India's T20I team selection is myopic...
Raj Singh Dungarpur did the unthinkable when he gave a young Sachin Tendulkar a go during a Test series in Pakistan in 1989. Anil Kumble never turned a cricket ball but was still chosen for India’s tour to England in 1990 even before he turned 20. Both of them turned out to be the highest run scorer and highest wicket- taker for India in Tests respectively. They were raw and untested, yet the selectors showed faith in their talent and gave them an opportunity and the rest is history.
So, did the selectors get it right this time around?
Sunil Gavaskar tore into the selectors for dropping Ajinkya Rahane saying that he had scored four fifties in the recent ODI series against Australia and should have been given another chance. However, Rahane has played 20 T20Is and has scored just a solitary fifty with a batting strike rate of just 113.29. Even in T20s overall, his batting strike rate is just 118.54 and he is unlikely to make the playing XI if Shikhar Dhawan and Rohit Sharma are fit.

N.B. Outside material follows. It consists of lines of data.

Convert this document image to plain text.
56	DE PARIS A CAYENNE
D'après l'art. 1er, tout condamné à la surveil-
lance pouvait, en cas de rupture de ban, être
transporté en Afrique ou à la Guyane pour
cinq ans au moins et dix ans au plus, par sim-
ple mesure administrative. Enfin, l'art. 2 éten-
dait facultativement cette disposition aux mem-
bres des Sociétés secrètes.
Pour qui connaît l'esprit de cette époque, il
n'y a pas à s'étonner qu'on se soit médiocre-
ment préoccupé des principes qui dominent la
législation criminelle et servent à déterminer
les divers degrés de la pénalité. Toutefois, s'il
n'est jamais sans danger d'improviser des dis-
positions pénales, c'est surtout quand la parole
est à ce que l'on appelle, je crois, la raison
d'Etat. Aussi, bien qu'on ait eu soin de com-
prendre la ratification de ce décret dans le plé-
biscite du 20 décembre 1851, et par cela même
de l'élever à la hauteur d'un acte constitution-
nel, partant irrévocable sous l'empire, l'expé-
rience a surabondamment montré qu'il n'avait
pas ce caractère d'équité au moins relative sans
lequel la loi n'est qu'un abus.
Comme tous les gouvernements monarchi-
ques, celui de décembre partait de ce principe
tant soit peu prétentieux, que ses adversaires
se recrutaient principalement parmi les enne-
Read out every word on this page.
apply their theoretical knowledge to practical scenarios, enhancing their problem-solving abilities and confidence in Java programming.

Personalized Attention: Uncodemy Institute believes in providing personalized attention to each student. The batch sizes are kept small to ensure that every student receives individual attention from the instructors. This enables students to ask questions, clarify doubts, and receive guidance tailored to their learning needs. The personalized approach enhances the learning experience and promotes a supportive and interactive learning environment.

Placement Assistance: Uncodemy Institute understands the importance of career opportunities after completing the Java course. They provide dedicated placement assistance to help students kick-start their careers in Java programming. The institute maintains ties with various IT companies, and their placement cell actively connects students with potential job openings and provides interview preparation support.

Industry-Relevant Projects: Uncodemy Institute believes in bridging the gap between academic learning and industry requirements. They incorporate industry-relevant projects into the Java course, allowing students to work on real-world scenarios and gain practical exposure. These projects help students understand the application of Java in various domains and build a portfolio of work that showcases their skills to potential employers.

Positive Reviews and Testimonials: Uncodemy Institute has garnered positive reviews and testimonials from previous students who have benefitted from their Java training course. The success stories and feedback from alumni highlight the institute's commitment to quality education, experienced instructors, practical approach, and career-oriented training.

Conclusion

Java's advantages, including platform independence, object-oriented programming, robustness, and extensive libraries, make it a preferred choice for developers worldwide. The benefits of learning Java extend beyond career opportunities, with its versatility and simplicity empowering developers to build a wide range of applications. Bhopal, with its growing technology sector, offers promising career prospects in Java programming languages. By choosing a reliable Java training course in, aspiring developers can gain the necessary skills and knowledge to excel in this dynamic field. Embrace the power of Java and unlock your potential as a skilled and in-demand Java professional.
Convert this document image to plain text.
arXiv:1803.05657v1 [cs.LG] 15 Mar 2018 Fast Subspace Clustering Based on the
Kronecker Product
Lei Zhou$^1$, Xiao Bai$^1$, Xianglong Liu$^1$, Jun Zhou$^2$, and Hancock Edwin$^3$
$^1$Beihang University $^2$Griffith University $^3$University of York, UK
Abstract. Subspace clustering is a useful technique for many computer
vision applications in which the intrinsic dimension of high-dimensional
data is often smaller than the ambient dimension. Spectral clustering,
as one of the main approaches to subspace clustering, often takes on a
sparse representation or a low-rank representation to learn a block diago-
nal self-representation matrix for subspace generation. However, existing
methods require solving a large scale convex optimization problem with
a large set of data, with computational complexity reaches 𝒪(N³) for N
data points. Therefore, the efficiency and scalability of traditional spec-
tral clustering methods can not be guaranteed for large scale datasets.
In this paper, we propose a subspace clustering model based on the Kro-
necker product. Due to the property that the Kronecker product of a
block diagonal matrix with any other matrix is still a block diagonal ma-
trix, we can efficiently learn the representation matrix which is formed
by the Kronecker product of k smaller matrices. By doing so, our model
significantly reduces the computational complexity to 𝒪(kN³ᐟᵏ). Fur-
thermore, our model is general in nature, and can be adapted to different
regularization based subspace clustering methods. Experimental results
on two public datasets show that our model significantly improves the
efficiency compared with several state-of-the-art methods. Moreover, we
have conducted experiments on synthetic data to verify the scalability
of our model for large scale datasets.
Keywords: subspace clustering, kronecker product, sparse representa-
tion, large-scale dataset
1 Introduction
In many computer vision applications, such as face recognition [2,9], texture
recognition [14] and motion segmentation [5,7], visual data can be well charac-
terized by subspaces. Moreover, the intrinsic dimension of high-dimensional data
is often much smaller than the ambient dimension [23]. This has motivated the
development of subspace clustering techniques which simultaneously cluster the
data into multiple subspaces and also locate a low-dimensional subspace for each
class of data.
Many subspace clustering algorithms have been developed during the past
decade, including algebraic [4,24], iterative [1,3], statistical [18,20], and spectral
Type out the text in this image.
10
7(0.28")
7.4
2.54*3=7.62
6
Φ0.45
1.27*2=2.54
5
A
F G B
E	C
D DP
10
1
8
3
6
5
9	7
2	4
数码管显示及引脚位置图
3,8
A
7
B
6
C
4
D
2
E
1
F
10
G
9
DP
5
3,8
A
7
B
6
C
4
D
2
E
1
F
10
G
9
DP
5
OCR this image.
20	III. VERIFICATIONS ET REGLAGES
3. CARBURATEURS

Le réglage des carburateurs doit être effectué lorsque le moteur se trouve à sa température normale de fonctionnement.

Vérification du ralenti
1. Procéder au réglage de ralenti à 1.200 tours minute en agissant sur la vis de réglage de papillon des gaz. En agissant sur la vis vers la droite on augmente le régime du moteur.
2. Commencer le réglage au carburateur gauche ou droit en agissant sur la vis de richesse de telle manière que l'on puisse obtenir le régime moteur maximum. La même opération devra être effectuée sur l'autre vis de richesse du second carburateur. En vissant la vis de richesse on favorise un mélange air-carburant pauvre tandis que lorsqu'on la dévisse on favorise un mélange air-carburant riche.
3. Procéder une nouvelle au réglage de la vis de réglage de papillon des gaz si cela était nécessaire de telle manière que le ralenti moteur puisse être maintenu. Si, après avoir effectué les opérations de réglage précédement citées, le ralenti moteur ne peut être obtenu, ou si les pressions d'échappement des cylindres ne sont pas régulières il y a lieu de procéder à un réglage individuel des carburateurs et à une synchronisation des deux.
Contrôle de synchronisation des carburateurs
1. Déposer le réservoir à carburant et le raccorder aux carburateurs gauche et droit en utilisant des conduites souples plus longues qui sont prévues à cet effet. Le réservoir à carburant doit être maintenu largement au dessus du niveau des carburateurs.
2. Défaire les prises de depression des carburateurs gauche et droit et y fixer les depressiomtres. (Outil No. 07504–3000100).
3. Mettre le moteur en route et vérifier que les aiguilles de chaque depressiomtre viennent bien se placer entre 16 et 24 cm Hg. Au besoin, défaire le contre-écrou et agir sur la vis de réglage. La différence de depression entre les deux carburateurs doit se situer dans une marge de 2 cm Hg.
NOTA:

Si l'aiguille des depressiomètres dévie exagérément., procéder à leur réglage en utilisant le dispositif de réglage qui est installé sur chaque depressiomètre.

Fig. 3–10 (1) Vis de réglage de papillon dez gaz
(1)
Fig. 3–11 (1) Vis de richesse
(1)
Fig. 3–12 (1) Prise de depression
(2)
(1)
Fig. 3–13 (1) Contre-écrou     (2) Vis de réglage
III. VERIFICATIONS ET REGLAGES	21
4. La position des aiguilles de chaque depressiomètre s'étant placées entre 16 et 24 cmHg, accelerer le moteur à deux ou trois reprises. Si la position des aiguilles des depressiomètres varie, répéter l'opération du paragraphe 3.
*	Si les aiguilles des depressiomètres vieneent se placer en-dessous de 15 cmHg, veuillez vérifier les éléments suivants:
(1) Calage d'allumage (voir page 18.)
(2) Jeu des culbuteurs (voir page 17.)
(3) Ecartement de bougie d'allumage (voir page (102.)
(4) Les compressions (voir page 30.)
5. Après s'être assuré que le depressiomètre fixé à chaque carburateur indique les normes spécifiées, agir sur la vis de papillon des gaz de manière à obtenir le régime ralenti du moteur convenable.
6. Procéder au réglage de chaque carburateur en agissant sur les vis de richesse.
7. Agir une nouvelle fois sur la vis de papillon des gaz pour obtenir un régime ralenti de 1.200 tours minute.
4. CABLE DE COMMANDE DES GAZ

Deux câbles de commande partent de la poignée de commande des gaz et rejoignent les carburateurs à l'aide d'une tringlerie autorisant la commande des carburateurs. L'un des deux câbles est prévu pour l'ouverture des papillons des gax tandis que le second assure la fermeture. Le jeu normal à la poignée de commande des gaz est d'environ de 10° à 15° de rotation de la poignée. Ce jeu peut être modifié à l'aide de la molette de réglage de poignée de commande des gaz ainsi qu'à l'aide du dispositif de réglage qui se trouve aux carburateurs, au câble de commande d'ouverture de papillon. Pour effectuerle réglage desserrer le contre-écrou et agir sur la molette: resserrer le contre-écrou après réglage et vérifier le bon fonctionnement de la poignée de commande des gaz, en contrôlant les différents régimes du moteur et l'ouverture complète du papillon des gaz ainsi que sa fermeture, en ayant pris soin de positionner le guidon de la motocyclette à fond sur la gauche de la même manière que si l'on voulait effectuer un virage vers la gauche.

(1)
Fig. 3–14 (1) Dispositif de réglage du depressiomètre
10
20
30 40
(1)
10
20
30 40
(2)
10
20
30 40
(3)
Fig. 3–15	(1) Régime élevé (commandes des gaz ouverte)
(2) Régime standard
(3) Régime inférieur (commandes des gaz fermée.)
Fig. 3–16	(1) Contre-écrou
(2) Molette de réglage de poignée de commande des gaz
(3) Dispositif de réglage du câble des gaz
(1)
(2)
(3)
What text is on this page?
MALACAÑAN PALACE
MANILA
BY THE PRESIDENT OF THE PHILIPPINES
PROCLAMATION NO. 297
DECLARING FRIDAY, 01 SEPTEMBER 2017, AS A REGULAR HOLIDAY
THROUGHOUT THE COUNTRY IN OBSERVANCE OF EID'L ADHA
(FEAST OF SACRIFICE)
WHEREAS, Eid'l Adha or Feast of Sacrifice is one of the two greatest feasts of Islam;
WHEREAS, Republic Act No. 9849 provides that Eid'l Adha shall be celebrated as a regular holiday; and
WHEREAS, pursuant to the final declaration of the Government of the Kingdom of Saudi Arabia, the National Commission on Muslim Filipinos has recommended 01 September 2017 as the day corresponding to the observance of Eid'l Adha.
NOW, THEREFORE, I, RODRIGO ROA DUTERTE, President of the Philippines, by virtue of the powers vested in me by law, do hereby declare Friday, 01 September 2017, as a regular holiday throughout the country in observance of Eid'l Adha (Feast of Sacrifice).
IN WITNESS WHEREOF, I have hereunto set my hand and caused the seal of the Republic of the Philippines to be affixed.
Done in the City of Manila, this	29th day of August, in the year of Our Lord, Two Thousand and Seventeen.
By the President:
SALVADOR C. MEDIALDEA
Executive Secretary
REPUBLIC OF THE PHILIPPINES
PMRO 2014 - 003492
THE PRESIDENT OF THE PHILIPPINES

Moreover, his former captain Mahendra Singh Dhoni has said that he struggles to rotate strike in the middle overs when the ball gets soft and Rahane isn't the best to execute the big hits when he comes in the middle order. So, his non-selection was indeed the right decision.
The selectors job is a thankless one and they have to balance their selection by choosing players on current form, long term perspective and potential. They need to select an ideal blend of youth and experience and some untried players who have the ‘X’ factor. The can't play it safe and make obvious choices always, without a touch of risk and experimentation.
Team India's bench strength at present is by far the best we ever had. Not since the days of Greg Chappell (2005-2007) have opinions been so polarized and selections been so scrutinized. While selecting a team for ODIs and T20Is, selections need to have a long-term objective taking into account the next world event in that format.
For instance, take the case of Dhoni. The former skipper has undoubtedly been one of India’s greatest players in ODIs but his record in T20Is is a bit underwhelming by his own high standards. While his keeping is sound, his batting strike rate is just 123.29. Players like Jos Buttler, Brendon McCullum, Luke Ronchi and Adam Gilchrist have batting strike rates of 141.34, 139.09, 141.33 and 141.66, respectively. So, while Dhoni is one of the fittest players in world cricket his performances in T20Is have not been spectacular.
The selectors have said that he needs to perform consistently to make the keeper's spot his own for the 2019 World Cup. What the selectors have not factored in their calculations is that if they don’t find Dhoni capable in a year’s time they don’t have a meritorious understudy to fill his big shoes.
That is why it would have been the ideal time to give Rishabh Pant a go in this three- match bilateral T20I series to see if he has the ability to perform at the world stage and if he has the bottle and nerve to adjust to the cauldron of international cricket. This way they could have gauged whether he is ready for a longer run in international cricket. Even the selection of Dinesh Karthik is a regressive step and either Pant or Sanju Samson should have been blooded in his place. Dhoni should still be persisted in ODIs, but in T20Is others could be tried out.
As far as the selection of Ashish Nehra is concerned, even that could be called a blunder as he is 38. While there is a saying that age is just a number, and Nehra is still fit enough to play for India, he is a unidimensional cricketer who doesn’t contribute with the bat and is a liability on the field.
Moreover with Bhuvneshwar Kumar and Jasprit Bumrah, the best among T20 bowlers in the world, Nehra might not make the playing XI and an opportunity has been missed to give a young pace bowler a chance to share the dressing room with the established stars. The next World T20 is in February 2020 and it is unlikely that Nehra will feature in that.
Even if the selectors have written the obituary of all-rounder Ravindra Jadeja, which would be a hasty decision as he is a brilliant fielder and had just one bad series in the Champions Trophy, they could have tried out Krunal Pandya as the left-arm spinner in the squad in place of Axar Patel.
Krunal has been brilliant in the last two seasons in the IPL, and had an economy rate of 6.82 and a batting strike rate of 135.75 in the 2017 edition of the IPL which are good numbers.
While everyone knows what Axar brings to the table this would have been an ideal opportunity to blood Krunal. Ian Chappell has said that a player needs to be cricket-fit and not have the fitness levels of a tri-athlete. Should the selectors have given both Suresh Raina and Yuvraj Singh a go and then decided whether their fitness was up to the mark required in international cricket?
It is easy for armchair critics to play devil’s advocate and second guess the selectors but in my opinion they have played safe in the selection of the T20I squad and could have been a bit more adventurous in choosing the team particularly in meaningless bilateral series which lacks context.